The impact of the collision cracked the front windscreen of the SMRT bus, and broke several of its body panels. The SBS Transit suffered serious damage to its powertrain components, as evident from the crushed radiator grill. Coolant, the green liquid, spilled out and pooled around the accident scene, eventually flowing into other lanes still open to traffic.
On the kerbside, the damage to the SMRT bus is more evident. The front of the bus is crushed inwards, knocking the front doors out of their positions and leaving shattered glass over the floor. The left front mirror impacted the air-conditioning grills of the SBS Transit bus, leaving the mirror bent backwards. Severe damage to the dashboard components is also clear, with the Fare collection box, NOBE and CFMS consoles knocked out of position.
While we do not have details on how the accident unfolded, we can make an educated guess based on the position of both buses involved in the accident.
With the SBS Transit bus halfway into the bus bay with plenty of room on the kerbside, we strongly suspect that the SBS Transit bus made an abrupt stop for a passenger waiting at the bus stop, likely because a passenger flagged the bus late. With the overhead bridge obscuring the view of incoming traffic, waiting passengers at the bus stop might not be aware of an arriving bus until the last moment. The driver of the SBS Transit bus approaching the bus stop might also have also been at fault for not slowing down in anticipation for waiting passengers.

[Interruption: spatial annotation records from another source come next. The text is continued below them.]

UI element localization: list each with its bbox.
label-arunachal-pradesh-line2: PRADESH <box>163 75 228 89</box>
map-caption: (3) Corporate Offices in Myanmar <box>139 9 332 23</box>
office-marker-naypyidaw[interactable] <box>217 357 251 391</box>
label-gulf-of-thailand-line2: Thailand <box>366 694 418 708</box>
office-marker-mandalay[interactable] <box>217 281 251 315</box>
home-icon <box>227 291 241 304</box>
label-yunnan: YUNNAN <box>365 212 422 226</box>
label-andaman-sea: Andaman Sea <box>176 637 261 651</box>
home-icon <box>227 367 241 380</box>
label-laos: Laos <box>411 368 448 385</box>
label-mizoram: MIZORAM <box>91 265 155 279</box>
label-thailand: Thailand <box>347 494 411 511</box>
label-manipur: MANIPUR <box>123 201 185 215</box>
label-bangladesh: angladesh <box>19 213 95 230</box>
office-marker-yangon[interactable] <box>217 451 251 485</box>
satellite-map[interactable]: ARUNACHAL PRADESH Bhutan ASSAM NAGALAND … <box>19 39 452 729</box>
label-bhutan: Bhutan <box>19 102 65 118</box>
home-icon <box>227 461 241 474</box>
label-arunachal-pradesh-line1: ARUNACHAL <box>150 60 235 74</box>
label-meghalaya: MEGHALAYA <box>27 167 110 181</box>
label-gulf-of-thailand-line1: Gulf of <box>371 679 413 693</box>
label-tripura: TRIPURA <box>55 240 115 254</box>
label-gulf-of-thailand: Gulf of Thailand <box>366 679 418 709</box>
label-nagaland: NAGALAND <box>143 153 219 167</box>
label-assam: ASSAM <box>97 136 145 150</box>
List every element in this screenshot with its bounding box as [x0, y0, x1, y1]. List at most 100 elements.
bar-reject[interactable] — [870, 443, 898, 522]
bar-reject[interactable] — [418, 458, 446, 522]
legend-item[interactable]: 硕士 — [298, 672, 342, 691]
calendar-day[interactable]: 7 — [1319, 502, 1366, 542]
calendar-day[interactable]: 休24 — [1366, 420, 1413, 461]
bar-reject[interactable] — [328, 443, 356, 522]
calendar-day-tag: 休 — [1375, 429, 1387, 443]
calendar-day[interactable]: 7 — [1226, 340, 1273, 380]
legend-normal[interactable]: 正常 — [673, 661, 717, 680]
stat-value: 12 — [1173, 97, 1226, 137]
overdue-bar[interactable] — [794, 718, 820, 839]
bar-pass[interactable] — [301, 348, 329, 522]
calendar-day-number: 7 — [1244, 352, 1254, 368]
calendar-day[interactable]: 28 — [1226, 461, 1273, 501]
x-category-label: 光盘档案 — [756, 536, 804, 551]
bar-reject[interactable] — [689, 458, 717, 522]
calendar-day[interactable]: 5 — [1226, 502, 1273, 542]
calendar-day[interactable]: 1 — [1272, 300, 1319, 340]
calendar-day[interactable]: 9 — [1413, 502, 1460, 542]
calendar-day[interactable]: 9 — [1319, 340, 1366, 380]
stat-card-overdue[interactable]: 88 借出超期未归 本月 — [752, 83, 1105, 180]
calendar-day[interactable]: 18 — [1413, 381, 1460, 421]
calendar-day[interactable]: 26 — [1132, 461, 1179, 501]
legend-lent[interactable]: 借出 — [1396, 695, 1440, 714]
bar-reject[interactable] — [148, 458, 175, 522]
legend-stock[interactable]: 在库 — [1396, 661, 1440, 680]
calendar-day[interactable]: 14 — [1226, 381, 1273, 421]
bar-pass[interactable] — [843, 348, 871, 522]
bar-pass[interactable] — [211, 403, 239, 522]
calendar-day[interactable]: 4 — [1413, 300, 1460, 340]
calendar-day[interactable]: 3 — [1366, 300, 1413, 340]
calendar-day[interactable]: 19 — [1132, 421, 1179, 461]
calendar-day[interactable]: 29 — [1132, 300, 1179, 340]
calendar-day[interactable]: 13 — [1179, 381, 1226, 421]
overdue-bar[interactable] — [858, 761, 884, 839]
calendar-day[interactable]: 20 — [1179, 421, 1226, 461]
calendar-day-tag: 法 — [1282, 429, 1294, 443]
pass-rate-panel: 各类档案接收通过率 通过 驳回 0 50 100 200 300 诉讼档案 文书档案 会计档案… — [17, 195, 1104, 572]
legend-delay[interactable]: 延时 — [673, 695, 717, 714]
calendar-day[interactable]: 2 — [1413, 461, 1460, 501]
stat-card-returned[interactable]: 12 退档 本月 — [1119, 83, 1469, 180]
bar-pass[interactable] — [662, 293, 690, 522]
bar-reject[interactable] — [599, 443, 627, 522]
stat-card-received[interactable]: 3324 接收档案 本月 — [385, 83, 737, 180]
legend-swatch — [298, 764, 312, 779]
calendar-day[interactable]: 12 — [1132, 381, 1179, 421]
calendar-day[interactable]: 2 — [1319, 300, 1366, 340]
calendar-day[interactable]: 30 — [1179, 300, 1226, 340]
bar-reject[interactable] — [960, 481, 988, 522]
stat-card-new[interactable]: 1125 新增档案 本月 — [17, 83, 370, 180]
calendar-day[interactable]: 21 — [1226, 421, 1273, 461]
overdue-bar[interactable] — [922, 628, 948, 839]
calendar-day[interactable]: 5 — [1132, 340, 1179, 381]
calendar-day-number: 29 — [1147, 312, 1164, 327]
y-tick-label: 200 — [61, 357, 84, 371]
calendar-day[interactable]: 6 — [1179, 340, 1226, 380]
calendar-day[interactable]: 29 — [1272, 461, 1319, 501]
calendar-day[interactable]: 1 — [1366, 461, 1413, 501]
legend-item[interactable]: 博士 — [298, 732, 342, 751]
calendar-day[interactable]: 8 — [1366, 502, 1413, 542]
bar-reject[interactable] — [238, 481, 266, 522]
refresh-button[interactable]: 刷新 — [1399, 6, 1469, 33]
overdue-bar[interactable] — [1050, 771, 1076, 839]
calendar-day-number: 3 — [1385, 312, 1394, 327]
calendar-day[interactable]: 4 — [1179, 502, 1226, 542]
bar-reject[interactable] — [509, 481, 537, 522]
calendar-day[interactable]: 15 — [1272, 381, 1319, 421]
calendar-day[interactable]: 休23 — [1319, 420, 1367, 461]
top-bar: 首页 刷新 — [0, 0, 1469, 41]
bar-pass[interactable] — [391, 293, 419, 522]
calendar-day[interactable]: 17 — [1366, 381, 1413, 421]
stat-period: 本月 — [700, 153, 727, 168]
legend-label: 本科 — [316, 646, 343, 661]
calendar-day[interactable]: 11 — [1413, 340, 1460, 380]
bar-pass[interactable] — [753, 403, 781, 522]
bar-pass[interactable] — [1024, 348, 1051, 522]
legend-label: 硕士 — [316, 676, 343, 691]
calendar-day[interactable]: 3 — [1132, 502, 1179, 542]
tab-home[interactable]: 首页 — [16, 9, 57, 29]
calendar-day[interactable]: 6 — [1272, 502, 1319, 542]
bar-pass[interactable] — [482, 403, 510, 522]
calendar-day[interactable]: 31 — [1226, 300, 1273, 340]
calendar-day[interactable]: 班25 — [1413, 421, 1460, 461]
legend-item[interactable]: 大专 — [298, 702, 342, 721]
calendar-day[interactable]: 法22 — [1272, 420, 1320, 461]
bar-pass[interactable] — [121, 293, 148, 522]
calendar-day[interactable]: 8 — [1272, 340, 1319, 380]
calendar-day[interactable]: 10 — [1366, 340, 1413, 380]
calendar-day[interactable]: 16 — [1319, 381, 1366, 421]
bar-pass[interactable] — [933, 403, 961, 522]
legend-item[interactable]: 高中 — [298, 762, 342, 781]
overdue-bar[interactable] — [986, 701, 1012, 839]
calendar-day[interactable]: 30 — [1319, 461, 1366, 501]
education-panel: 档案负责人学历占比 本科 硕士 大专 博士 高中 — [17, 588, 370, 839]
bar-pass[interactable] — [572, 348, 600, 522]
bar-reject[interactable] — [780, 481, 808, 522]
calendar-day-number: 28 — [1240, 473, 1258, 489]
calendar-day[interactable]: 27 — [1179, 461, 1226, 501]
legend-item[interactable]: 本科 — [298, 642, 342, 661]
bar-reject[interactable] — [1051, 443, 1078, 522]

The SMRT bus, having impacted the right side of the SBS Transit bus from the rear, could have either been speeding or tailgating the SBS Transit bus, and was unable to stop in time when the double-decker slowed down before entering the bus stop. If a safe distance was kept, a lapse of concentration on the part of the SMRT bus driver might have also led to the inability to avoid the SBS Transit bus, hence leading to the accident.
While damage to both vehicles is certainly repairable, it remains unknown if and when they will return to revenue service.